Oliver G. W. Cassells
Department of Mechanical and Aerospace Engineering, Monash University, Victoria 3800, Australia
Tony Vo
Department of Mechanical and Aerospace Engineering, Monash University, Victoria 3800, Australia
Alban Pothérat
Fluid and Complex Systems Research Centre, Coventry University, Coventry CV15FB, UK
Gregory J. Sheard*
Department of Mechanical and Aerospace Engineering, Monash University, Victoria 3800, Australia
Email address for correspondence:


This study seeks to elucidate the linear transient growth mechanisms in a uniform duct with square cross-section applicable to flows of electrically conducting fluids under the influence of an external magnetic field. A particular focus is given to the question of whether at high magnetic fields purely two-dimensional mechanisms exist, and whether these can be described by a computationally inexpensive quasi-two-dimensional model. Two Reynolds numbers of $5000$ and $15\,000$ and an extensive range of Hartmann numbers $0\leqslant \mathit{Ha}\leqslant 800$ were investigated. Three broad regimes are identified in which optimal mode topology and non-modal growth mechanisms are distinct.
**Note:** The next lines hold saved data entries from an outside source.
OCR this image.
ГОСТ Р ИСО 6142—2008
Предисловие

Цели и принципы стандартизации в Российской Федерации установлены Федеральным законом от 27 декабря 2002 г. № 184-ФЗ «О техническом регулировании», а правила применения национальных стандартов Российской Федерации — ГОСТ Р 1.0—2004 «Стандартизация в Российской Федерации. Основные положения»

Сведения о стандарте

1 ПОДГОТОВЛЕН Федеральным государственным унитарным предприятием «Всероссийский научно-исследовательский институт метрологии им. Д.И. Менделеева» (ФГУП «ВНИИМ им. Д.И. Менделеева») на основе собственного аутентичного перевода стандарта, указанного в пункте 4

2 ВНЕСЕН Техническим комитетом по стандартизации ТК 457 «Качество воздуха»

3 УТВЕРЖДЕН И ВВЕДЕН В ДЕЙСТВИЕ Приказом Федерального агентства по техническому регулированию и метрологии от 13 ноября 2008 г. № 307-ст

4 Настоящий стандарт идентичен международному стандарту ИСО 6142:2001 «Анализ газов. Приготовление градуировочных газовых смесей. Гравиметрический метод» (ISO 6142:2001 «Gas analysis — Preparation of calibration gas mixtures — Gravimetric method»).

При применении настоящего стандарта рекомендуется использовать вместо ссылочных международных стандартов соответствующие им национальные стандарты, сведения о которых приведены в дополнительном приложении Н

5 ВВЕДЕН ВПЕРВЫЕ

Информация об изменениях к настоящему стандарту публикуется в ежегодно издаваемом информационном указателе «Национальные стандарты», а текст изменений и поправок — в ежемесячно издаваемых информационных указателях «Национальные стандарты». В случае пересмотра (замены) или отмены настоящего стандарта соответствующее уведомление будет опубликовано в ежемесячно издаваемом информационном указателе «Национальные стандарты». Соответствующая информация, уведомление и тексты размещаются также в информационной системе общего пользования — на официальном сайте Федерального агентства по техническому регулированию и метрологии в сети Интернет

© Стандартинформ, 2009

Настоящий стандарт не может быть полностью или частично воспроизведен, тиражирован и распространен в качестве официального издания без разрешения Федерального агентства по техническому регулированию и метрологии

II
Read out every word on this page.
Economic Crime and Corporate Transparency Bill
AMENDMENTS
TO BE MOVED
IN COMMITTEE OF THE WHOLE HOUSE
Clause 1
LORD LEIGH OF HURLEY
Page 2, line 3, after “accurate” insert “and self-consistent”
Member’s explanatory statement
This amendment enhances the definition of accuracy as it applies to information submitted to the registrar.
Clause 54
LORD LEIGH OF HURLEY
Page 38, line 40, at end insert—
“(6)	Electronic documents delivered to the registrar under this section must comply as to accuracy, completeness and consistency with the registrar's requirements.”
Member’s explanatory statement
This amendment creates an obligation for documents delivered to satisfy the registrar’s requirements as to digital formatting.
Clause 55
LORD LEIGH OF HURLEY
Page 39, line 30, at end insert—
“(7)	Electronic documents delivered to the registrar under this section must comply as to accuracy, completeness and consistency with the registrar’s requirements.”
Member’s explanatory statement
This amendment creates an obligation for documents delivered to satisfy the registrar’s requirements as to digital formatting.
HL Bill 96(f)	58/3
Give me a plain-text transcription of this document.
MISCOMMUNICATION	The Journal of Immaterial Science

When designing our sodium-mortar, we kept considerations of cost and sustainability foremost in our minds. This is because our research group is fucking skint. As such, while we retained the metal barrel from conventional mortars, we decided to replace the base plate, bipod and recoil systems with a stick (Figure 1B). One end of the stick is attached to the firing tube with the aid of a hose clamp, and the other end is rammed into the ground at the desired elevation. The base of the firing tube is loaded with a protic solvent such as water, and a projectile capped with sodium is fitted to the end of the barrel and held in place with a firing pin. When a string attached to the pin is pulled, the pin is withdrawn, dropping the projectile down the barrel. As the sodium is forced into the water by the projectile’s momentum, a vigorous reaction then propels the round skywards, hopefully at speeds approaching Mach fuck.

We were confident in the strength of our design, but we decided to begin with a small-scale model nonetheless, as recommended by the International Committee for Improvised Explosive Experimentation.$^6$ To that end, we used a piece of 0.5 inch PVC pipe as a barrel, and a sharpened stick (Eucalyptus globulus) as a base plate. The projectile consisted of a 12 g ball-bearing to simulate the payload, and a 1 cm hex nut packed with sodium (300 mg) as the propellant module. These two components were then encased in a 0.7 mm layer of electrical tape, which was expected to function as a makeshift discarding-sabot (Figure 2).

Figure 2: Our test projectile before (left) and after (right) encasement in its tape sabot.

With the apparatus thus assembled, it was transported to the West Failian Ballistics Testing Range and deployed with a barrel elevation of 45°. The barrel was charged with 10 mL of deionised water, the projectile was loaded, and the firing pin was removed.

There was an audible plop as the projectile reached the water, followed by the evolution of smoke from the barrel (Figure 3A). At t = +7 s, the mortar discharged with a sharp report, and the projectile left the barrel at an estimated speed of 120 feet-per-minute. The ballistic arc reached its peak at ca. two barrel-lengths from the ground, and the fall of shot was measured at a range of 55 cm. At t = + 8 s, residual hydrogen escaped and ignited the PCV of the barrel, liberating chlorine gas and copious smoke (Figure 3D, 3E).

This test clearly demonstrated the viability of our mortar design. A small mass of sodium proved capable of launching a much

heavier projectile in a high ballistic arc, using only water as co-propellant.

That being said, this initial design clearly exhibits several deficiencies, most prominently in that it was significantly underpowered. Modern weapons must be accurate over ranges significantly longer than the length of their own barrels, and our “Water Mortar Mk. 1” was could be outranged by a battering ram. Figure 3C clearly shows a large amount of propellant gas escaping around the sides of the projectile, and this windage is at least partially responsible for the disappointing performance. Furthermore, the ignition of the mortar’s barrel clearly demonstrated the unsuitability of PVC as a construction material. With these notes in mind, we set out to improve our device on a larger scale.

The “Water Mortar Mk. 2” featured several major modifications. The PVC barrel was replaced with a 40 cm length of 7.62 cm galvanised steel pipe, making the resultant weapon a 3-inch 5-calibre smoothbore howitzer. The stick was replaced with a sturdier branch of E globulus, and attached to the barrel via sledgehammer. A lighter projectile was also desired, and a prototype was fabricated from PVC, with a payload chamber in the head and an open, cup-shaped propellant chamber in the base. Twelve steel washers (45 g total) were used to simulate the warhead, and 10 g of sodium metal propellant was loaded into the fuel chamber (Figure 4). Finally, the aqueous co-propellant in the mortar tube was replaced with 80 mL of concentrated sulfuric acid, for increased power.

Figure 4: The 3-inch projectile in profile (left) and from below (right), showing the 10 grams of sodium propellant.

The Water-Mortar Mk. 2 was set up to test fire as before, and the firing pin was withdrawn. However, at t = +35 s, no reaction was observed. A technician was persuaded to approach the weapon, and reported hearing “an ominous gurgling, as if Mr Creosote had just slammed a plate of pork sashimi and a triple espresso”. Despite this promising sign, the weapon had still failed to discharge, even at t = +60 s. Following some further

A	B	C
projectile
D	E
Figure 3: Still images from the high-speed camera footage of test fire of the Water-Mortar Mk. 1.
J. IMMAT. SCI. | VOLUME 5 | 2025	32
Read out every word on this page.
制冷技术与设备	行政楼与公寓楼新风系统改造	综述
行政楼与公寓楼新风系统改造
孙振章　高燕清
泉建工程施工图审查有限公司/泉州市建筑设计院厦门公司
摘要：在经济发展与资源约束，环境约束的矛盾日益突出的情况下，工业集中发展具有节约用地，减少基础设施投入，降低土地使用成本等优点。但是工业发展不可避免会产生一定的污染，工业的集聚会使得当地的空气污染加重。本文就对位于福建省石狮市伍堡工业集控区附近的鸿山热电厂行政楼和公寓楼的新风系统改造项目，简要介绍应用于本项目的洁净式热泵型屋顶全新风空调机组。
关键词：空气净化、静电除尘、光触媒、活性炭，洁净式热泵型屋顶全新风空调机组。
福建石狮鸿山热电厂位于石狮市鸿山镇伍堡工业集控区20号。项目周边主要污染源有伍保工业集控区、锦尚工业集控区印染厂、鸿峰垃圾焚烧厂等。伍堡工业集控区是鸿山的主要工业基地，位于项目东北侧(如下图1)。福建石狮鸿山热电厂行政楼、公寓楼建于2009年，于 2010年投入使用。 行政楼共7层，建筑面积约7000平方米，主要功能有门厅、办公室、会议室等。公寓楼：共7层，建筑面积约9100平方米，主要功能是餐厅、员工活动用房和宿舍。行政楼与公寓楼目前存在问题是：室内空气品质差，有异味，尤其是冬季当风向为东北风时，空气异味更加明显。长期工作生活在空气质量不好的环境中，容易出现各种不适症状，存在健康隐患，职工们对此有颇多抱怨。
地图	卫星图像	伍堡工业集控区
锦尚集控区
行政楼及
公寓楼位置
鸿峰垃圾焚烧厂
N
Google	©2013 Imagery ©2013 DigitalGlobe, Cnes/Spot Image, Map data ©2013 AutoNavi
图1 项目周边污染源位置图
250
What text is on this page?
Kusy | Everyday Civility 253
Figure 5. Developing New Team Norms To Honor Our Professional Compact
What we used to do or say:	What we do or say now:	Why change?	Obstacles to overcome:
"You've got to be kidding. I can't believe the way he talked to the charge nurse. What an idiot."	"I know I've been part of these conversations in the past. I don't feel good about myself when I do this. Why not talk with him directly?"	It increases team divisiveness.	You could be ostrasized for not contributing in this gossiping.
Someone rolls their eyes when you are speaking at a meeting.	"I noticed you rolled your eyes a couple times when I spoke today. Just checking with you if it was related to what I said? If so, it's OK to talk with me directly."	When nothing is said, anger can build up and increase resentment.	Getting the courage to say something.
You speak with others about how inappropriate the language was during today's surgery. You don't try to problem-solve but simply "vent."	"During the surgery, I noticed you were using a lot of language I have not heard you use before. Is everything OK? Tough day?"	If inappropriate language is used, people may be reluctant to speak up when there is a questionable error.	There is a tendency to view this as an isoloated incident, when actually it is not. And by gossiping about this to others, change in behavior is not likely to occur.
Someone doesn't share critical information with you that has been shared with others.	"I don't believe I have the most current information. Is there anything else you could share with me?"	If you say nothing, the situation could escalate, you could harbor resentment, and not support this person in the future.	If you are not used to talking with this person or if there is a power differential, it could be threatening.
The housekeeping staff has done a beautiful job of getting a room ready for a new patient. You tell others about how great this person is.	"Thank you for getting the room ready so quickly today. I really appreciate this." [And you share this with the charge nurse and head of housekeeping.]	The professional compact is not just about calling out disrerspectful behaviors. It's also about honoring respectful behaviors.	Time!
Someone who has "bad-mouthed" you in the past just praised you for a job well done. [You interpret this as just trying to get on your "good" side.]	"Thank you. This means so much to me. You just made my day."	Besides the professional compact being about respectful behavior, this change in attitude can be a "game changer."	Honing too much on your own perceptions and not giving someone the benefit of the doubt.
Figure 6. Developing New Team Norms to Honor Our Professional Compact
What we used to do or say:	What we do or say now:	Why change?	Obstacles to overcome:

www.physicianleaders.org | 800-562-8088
These regimes, corresponding to low, moderate and high magnetic field strengths, are found to be governed by the independent parameters; Hartmann number, Reynolds number based on the Hartmann layer thickness $R_{H}$ and Reynolds number built upon the Shercliff layer thickness $R_{S}$, respectively. Transition between regimes respectively occurs at $\mathit{Ha}\approx 2$ and no lower than $R_{H}\approx 33.\dot{3}$. Notably for the high Hartmann number regime, quasi-two-dimensional magnetohydrodynamic models are shown to be excellent predictors of not only transient growth magnitudes, but also the fundamental growth mechanisms of linear disturbances. This paves the way for a precise analysis of transition to quasi-two-dimensional turbulence at much higher Hartmann numbers than is currently achievable.